Böyle bir zamanda düğün doğru mu sence?
Sefer:
Ya şimdi ben de bilemedim. O kadar
insana da davetiye verdik, ayıp olmasın? Ama sen istiyorsan. Ya da ben en iyisi
Baba’yla konuşayım, o ne derse öyle yapalım.
Sema:
Olur, Baba’ya soralım.
Sema’nın
böyle bir ortam demesine sebep Onur’un katilinin belli olması ve Ayşegül’ün kaçırılıp
kurtarılması. Neyse ki konuşmanın sonunda kendilerini de düşündüler biraz da, sevindik.
Sefer: Şşş. Sema: Hah? Sefer: Başka bi’ şey yok di mi? Sema: Yok canım n’olacak?
Bu
bölümde sonunda istediğimiz tatta SefSe sahneleri gördüğümüz için de
sevinmiştik.
Kumanda savaşları
Sadece Sefer değil, Türk erkeğinin çoğunluğu maç izlerken, üstelik tuttuğu takım gole
giderken kanal değiştirilince bu kadar sakin kalamaz. ^.^ Sefer ise hiç ses
etmedi. Sema’nın birlikte seyretmek için önerdiği programları haklı gerekçelerle
reddetti ama sohbet etme teklifine işte buna içerim dedi.

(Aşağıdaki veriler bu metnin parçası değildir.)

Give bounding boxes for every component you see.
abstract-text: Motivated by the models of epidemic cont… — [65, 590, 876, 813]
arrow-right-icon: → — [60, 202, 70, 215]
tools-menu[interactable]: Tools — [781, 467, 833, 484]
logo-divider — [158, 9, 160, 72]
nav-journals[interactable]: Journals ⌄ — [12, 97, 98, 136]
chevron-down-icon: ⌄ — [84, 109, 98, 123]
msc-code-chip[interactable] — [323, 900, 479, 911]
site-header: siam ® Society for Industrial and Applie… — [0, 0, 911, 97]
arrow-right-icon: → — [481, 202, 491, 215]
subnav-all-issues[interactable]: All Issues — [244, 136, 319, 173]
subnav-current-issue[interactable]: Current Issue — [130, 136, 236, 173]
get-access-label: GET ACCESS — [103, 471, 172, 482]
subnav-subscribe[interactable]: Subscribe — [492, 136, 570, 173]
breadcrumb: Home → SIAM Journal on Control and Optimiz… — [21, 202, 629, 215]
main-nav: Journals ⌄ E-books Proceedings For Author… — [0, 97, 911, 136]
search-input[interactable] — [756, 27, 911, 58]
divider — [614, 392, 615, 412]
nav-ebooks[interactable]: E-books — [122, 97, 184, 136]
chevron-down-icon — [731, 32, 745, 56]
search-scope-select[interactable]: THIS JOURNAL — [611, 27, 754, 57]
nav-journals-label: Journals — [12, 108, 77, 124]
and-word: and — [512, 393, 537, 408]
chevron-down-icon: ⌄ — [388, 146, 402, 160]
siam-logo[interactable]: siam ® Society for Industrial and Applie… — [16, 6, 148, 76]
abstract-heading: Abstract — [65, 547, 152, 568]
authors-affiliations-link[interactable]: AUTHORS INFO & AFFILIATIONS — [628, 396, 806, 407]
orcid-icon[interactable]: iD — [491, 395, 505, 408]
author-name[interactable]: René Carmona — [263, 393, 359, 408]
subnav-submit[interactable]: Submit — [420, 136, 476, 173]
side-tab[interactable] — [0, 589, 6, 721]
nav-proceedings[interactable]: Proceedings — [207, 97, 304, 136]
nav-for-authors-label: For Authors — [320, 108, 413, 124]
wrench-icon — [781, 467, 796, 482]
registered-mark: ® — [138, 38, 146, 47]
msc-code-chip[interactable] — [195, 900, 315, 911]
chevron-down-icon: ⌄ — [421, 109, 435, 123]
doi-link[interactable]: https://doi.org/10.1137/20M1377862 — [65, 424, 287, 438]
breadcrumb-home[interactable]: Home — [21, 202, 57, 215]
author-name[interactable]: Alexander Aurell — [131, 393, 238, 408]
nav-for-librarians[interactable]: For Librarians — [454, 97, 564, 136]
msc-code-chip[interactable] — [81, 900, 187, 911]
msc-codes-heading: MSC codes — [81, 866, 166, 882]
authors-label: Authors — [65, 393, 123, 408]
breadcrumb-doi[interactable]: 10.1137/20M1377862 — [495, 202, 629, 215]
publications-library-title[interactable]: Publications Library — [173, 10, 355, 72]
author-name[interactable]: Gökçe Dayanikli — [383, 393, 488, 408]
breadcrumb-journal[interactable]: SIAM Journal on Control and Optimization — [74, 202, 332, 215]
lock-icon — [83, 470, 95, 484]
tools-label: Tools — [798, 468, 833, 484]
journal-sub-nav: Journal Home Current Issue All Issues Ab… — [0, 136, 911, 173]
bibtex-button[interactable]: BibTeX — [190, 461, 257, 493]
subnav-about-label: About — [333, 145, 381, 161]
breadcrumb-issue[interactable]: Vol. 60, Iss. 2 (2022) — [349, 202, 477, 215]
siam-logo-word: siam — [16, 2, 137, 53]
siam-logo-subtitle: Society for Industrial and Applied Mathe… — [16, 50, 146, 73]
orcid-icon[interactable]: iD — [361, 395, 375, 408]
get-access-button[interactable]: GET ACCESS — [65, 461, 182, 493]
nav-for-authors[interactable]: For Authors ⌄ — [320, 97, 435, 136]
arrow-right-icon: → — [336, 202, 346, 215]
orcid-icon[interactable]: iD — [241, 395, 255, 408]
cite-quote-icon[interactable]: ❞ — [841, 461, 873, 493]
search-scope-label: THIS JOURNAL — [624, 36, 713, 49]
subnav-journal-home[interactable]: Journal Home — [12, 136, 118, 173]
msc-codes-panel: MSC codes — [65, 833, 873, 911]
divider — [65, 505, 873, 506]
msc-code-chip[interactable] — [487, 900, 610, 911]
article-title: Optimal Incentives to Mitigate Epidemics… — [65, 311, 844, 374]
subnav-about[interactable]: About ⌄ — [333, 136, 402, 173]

"Ben hiç çocuk olmadım ki."
Bir çift gam çiçeğidir sanki gözlerin;
Öyle içli, öyle yumuşak, öyle derin.
Nilgün Marmara
Sefer
en derinini açıp, belki de o zamana kadar kimseye anlatmadıklarını Sema’ya
anlatırken, Sema’nın güzel bakışlarına, Sefer’in sevdiğinin üzüldüğünü görünce
espri yaparak yüzünü güldürme çabasındaki inceliğine de biz hayran olduk.
Çiftimiz
mutfaklarında dizilerimizde alışık olmadığımız doğallıktaki çoraplı-pijamalı ev
kıyafetleriyle patlamış mısır savaşı yaparken, Sema’nın sabah doktordan kapkara
bir haber alacağını nereden bilebilirlerdi?
Seve seve ölürüm senin için.
"Neden ben, neden şimdi?"
Güneşli
günler sona ermek üzereydi, kara bulutlar toplanmaya başlıyordu.
Yazının
başlığına ilham veren şarkının devamında: “Tam mutlu oldum derken, yıktın bütün
dünyamı.” diyordu.
Acaba
dünyalar nasıl yıkılacaktı?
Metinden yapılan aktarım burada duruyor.